ETFs continue to trounce active funds in the new Trump world

The explosion of ETFs onto the financial market scene has been nothing short of phenomenal, and some analysts are seeing signs of an implosion. Despite this, active managers are still failing to seize back the spotlight, according to an article by the Financial Times.

In the broad market case, increased ETF activity should create more bargains, which would result in choice stocks being ripe for active managers’ picking. In addition, Donald Trump’s recent election win has created ideal conditions for active managers to outshine indexers: index-tracking by S&P shows that stock correlations have decreased, and S&P’s Spiva service found extremely high-level dispersion of returns in November.

“But volatility remained low, which should lead to an increase in idiosyncratic (as opposed to broader macroeconomic or market) risks for individual stocks,” the article read. “Deflationary stocks — high-yielders and defensive names — were out, while inflationary names, such as cyclicals and financials, were suddenly in.”

Despite the opportune conditions, active managers were unable to capitalize. In the two weeks after the election, 54% of the US active equity mutual funds tracked by Barclays underperformed their benchmarks. Separating the top and bottom deciles was a 4-percentage-point gap.

While active funds have picked up a lot since mid-2016’s market turn, they are lagging for the year because they positioned themselves too early for the late-year turnaround. “Goldman Sachs finds that slightly more than half of US large-cap managers have beaten their benchmarks since the end of June, but only 23% have done so since the beginning of the year,” the report said. “They were far too heavily weighted in cyclicals and inflationary stocks from the year’s outset, and are still a long way behind.”

ETFs, on the other hand, have managed to succeed because of their suitability to short-term sectoral bets. “According to Barclays’ US equity strategist Keith Parker, inflows into ETFs tracking US industrials were equivalent to 20% of their market value, in just the one week after the election alone,” said the report.
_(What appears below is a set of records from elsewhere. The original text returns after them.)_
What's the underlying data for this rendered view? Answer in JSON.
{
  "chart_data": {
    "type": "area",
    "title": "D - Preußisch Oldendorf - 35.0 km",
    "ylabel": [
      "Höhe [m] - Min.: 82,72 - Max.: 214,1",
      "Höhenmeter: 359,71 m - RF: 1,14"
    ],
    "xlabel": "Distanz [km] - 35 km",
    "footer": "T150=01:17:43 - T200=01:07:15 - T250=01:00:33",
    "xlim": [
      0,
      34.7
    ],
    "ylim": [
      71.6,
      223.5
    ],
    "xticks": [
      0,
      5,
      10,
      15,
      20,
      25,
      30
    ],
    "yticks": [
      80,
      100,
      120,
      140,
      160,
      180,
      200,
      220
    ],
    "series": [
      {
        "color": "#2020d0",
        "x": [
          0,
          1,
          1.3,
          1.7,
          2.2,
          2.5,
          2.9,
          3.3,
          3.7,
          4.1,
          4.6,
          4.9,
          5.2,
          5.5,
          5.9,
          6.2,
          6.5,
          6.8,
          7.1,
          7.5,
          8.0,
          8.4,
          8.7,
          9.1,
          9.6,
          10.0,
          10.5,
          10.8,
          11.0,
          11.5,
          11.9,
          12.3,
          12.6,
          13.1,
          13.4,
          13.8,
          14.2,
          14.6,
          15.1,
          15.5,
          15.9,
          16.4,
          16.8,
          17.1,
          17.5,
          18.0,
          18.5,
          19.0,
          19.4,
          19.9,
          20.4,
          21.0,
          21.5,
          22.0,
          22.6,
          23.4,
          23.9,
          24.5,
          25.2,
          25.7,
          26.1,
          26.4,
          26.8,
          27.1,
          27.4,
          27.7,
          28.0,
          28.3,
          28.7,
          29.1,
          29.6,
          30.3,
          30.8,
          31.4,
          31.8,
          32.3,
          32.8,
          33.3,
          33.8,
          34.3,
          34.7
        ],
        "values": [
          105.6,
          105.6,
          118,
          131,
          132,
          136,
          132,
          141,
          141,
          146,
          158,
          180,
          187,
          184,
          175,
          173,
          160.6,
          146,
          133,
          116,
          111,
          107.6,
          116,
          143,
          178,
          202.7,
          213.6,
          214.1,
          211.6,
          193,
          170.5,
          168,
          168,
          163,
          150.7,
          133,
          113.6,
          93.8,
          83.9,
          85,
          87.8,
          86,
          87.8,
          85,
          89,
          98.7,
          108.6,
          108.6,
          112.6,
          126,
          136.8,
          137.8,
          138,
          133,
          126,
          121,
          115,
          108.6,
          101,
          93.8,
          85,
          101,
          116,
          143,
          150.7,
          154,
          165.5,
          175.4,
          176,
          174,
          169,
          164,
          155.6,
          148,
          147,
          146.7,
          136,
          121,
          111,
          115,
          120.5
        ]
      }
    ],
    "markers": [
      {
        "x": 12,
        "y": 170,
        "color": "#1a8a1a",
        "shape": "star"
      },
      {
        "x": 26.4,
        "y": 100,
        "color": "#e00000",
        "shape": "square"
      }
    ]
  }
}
Further hampering active managers was the continuing redemptions from their funds, forcing them to sell and not realize the gains they could have from the market rally fueled by ETF money.

“If this sectoral rotation continues — which it should unless the Trump administration radically fails to put its agenda into action — then active managers might in aggregate find themselves topping the indices next year,” the article read. “But they will have done so by holding on to the coat-tails of ETFs and making their distortions even worse, and not by correcting them.”